Novartis (NYSE:NVS) is another pharma company with footprints in this market. The company's top-selling product Cosentyx, which treats moderate to severe plaque psoriasis -- generated $3.6 billion in sales last year.
In the market for multiple myeloma, Johnson & Johnson competes with Bristol-Myers Squibb (NYSE:BMY). Thanks to its acquisition of Celgene in a cash and stock transaction valued at $74 billion, Bristol-Myers acquired such products as Revlimid. Sales of Revlimid -- from the time of the closing of the acquisition on Nov. 20, to the end Bristol-Myers' third quarter, on Dec. 31 -- were $1.3 billion. Bristol-Myers should also submit ide-cel -- a potential treatment for relapsed/refractory multiple myeloma -- to the FDA sometime this year for approval.
Also, it isn't clear whether the company will benefit from its current efforts to develop a vaccine for COVID-19. While the epidemic continues to get worse -- with cases outside of China and in countries such as Italy and Iran growing -- several companies are currently working on that project, and some of Johnson & Jonhson's peers could beat the company to the punch.
Even given these competitors, Johnson & Johnson's pipeline, as well as its current lineup should allow the company's sales to remain afloat.
A stable dividend stock
One of Johnson & Johnson's biggest attractions is its dividend history. The company -- which ranks as one of the prestigious dividend aristocrats -- has more than 50 years of consecutive dividend increases under its belt, and Johnson & Johnson still affirms the importance of rewarding shareholders by way of dividend increases.
Chief Financial Officer Joseph J. Wolk said:
As investors in Johnson & Johnson know, delivering a competitive and increasing dividend is a capital allocation priority for us. In 2019, we returned almost $10 billion to investors, which is approximately 50% of our free cash flow, increasing the quarterly dividend by 5.6%.
The company's current dividend yield is 2.56%, and its payout ratio is 66.6%. Investors can count on Johnson & Johnson to keep increasing its quarterly dividend payout within the next year.
What about the lawsuits?
What should investors make of Johnson & Johnson's current legal troubles? On the one hand, the company has faced scores of lawsuits before. The pharma giant has always managed to come out of these relatively unscathed. The recent verdict mentioned above cost Johnson & Johnson $344 million. For context, this merely represents about 1.7% of the company's net sales during the fourth quarter.

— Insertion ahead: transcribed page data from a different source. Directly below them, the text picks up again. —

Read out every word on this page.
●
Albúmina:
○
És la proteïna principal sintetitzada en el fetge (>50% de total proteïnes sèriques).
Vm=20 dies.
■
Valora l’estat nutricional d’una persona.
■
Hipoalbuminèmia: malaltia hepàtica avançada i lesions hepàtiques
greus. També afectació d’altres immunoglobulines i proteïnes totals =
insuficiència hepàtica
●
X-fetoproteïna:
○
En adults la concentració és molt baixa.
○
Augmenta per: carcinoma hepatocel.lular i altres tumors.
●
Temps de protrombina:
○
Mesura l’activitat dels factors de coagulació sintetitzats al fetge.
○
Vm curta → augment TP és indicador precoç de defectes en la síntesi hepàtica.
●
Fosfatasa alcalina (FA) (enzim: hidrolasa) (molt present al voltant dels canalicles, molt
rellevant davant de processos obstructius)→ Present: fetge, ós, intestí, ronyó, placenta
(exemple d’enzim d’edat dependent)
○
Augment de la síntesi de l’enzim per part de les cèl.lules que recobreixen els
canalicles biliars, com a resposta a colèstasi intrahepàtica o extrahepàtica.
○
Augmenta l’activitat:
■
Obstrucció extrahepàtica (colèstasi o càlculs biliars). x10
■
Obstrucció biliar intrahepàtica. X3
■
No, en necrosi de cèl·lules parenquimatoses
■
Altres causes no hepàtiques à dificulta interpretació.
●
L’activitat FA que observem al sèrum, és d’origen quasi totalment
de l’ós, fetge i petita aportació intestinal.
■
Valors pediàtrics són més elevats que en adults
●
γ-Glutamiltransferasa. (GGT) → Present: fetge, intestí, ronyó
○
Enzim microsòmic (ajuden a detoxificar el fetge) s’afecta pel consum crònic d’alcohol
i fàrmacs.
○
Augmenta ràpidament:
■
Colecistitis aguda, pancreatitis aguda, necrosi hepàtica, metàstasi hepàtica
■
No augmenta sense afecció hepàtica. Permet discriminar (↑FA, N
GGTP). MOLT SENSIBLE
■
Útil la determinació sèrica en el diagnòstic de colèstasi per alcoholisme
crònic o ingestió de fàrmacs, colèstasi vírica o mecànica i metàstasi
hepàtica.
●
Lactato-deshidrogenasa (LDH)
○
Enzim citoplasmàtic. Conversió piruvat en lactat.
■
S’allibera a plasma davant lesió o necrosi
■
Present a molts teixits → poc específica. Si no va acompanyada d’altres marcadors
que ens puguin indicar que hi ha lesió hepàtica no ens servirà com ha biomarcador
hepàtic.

On the other hand, these ongoing (and numerous lawsuits) represents a risk for Johnson & Jonhson. The company itself mentions risks, including "declining sales and reputational damage," that could ensue as a result of these lawsuits. Johnson & Jonhson continually monitors these legal troubles and the company records provisions for losses for those lawsuits for "which a loss is probable or reasonably possible." Investors should keep a close eye on the lawsuits that are currently plaguing Johnson & Johnson.
Should you buy?
Johnson & Johnson didn't outperform the S&P 500 last year, and it is unlikely to do so this year. Also, there are other pharma giants that are likely to outperform the company over the next year. For instance, Bristol-Myers is still riding the wave from its Celgene acquisition and the company performed well during the fourth quarter. Further, Bristol-Myers currently provides better value. The company is trading at 8.44 times future earnings and its price to earnings growth (PEG) is 0.76. By contrast, Johnson & Johnson forward P/E is 14.9 while its PEG is 2.93. While I think both of these companies deserve consideration, I believe Bristol-Myers is a better pick given the 12 months time horizon.